LuxConnect owns and operates an optical fiber network consisting of more than 1.800 km of optical fiber cables across Luxembourg to redundantly connect all commercial data centers.

Data centers

LuxConnect currently operates four carrier neutral data centers across the country, providing 15.000 m^{2} of net server space.

Three of these data centers are located in Bettembourg and one is in Bissen.

The data centers of LuxConnect are certified by the Uptime Institute.

- Data Center DC1.1 Tier IV Design certified in July 2013.

- Data Center DC1.2 Tier IV Design certified

- Data Center DC2 Tier IV and Tier II Design certified in March 2014.

- Data Center DC1.3 Tier IV and Tier II Design certified in May 2014.

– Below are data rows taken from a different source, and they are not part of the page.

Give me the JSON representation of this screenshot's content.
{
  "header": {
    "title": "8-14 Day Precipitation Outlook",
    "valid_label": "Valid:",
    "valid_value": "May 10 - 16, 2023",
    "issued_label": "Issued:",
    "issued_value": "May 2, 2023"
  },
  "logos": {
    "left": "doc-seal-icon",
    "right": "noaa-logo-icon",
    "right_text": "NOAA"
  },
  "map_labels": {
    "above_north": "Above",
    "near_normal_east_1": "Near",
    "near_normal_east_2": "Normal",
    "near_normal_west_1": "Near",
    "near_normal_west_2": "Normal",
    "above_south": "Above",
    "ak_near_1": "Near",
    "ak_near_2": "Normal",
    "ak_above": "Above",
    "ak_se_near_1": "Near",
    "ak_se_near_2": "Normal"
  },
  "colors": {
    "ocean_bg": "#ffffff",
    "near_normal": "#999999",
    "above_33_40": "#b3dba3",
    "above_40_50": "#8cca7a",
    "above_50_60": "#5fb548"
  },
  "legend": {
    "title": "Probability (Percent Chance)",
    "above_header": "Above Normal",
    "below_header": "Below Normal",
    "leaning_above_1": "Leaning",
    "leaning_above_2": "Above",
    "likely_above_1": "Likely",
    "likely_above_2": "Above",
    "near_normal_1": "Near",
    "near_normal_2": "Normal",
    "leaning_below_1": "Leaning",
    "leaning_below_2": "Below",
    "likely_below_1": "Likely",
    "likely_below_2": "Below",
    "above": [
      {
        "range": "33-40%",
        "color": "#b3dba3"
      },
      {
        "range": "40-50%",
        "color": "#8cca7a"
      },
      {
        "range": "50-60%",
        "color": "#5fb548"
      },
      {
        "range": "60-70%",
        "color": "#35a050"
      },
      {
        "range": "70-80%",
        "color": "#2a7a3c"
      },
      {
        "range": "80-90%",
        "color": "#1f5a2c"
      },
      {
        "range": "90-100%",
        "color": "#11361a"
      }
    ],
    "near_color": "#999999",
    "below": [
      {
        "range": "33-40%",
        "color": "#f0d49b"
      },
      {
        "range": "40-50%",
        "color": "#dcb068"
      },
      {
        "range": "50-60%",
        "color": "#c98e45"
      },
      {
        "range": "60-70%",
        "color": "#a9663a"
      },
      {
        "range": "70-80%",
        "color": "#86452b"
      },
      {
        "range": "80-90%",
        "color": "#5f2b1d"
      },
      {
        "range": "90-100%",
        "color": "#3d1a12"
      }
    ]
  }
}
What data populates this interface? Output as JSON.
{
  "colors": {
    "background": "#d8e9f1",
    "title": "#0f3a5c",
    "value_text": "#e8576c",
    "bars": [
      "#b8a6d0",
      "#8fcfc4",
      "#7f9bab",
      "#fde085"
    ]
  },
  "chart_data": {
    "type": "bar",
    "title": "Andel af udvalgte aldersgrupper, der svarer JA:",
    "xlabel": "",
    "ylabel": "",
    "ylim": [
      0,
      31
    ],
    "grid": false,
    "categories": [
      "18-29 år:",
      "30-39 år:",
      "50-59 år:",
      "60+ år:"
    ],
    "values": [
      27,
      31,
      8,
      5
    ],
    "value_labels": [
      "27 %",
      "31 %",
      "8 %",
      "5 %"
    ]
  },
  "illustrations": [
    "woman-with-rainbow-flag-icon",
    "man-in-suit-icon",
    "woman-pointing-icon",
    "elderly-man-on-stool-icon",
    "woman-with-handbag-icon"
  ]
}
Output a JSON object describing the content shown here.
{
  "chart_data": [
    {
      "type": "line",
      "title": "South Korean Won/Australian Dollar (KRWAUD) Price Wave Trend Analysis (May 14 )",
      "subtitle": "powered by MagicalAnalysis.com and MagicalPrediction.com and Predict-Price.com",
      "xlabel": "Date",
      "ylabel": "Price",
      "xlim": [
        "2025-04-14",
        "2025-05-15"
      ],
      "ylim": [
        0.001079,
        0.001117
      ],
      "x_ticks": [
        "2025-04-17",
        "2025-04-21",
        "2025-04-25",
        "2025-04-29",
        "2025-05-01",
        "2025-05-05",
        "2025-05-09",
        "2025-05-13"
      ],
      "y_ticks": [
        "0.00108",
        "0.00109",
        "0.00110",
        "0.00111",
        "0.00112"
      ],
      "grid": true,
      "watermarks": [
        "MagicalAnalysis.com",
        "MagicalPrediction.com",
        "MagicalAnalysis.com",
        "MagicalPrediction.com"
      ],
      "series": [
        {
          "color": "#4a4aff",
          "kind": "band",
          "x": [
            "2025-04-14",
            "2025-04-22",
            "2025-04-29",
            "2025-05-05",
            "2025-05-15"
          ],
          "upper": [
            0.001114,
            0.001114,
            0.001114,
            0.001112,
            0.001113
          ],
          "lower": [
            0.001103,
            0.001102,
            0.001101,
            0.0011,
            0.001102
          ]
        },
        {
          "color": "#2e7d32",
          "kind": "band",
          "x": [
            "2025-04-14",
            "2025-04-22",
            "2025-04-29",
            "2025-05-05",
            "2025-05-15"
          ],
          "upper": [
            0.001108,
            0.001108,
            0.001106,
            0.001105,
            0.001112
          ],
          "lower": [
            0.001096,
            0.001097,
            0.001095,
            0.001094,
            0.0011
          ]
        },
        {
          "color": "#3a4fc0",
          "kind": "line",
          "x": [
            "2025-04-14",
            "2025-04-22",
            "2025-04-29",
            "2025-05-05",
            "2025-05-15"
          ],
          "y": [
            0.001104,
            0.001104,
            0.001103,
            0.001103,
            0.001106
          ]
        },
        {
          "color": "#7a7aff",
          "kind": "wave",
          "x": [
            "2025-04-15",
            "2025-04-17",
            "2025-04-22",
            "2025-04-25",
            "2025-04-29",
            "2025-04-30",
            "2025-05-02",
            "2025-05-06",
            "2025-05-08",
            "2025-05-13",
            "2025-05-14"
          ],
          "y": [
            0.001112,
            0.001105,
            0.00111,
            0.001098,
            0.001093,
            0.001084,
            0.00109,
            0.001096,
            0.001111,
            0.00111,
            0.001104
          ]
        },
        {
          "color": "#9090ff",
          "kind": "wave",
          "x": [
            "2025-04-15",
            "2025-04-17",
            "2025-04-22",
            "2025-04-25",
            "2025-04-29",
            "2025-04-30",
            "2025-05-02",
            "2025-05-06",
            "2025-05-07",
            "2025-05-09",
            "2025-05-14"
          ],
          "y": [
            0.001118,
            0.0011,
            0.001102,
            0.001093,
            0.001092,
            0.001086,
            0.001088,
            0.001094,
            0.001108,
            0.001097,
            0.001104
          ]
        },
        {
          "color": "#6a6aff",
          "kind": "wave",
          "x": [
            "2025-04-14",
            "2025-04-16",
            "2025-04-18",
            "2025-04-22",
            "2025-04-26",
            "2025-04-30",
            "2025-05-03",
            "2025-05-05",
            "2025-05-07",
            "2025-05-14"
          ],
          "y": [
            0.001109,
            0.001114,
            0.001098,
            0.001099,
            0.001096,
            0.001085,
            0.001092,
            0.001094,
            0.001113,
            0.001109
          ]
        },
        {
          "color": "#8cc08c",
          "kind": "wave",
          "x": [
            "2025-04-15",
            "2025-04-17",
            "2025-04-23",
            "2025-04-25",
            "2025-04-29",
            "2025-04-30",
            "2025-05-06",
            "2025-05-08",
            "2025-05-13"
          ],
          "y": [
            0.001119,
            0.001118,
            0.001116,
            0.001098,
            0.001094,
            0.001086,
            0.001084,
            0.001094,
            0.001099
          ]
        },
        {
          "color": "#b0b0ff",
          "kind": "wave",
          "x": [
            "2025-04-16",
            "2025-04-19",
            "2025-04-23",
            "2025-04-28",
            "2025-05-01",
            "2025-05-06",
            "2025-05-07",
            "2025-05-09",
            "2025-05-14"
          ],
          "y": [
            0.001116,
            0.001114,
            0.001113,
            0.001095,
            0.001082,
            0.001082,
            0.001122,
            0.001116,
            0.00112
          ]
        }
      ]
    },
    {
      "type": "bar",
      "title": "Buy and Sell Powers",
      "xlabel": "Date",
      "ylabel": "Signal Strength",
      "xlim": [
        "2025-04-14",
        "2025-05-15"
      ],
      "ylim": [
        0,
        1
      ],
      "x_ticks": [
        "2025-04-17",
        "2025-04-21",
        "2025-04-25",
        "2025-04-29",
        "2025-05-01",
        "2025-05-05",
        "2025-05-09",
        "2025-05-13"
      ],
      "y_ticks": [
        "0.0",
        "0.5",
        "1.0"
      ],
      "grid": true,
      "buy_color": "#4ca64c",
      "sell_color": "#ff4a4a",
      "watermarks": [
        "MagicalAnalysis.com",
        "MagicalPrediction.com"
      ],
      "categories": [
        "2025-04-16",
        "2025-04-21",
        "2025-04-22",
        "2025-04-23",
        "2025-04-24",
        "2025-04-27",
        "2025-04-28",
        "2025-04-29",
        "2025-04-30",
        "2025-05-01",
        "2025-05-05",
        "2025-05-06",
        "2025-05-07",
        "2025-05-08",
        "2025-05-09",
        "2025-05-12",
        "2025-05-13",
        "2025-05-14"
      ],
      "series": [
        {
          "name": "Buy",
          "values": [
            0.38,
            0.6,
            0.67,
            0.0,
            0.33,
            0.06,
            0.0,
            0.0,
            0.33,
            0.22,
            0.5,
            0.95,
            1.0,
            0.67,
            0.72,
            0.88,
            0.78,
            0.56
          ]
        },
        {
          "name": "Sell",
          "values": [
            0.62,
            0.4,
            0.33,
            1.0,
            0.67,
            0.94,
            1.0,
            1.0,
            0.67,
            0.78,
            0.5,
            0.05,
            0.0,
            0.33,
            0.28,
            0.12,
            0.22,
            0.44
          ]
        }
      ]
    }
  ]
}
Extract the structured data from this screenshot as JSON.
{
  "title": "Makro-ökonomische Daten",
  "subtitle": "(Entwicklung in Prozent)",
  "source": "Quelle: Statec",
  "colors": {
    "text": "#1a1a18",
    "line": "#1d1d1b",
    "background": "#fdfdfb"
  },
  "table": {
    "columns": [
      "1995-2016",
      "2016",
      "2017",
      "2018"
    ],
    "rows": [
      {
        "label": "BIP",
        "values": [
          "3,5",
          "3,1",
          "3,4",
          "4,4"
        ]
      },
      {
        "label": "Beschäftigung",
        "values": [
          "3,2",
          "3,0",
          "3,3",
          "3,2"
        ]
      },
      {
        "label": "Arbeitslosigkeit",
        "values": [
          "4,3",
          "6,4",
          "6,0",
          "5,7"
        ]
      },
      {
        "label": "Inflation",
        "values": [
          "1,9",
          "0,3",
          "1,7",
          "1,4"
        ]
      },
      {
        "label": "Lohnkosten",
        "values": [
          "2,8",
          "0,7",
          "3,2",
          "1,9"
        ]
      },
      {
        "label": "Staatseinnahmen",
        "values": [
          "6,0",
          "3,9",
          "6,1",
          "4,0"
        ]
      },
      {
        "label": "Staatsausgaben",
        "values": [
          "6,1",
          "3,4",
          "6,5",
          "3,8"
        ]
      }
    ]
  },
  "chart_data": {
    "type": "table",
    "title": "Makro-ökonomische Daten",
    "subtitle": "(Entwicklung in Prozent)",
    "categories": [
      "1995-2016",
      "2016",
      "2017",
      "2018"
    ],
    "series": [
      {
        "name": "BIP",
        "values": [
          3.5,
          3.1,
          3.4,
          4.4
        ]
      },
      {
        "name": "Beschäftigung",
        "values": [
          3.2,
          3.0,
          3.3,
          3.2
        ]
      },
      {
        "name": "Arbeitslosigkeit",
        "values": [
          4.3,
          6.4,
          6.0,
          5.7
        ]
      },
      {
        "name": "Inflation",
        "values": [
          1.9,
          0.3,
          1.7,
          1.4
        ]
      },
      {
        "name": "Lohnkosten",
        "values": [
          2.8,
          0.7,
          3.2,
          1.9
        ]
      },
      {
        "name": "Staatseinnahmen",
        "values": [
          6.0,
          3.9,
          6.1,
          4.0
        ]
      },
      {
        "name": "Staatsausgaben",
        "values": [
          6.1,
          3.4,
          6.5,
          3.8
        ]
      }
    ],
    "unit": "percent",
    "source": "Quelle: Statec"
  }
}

LuxConnect operates the first green datacenter in Luxembourg, where the cooling is achieved by means of an absorption refrigerator using waste heat from a cogeneration plant.

HPC

LuxProvide S.A., as a 100% subsidiary of LuxConnect, is in charge of the acquisition, launch and operation of MeluXina, the supercomputer installed in LuxConnect's Data Center DC2 in Bissen.

Cloud

Clarence is the result of a partnership between LuxConnect and Proximus. This joint venture's goal is to create a disconnected sovereign cloud, designed to retain control over the integrity of data and access to it, but also, from an operational point of view, to ensure that all operations are realized on European soil and subject only to European jurisdictions.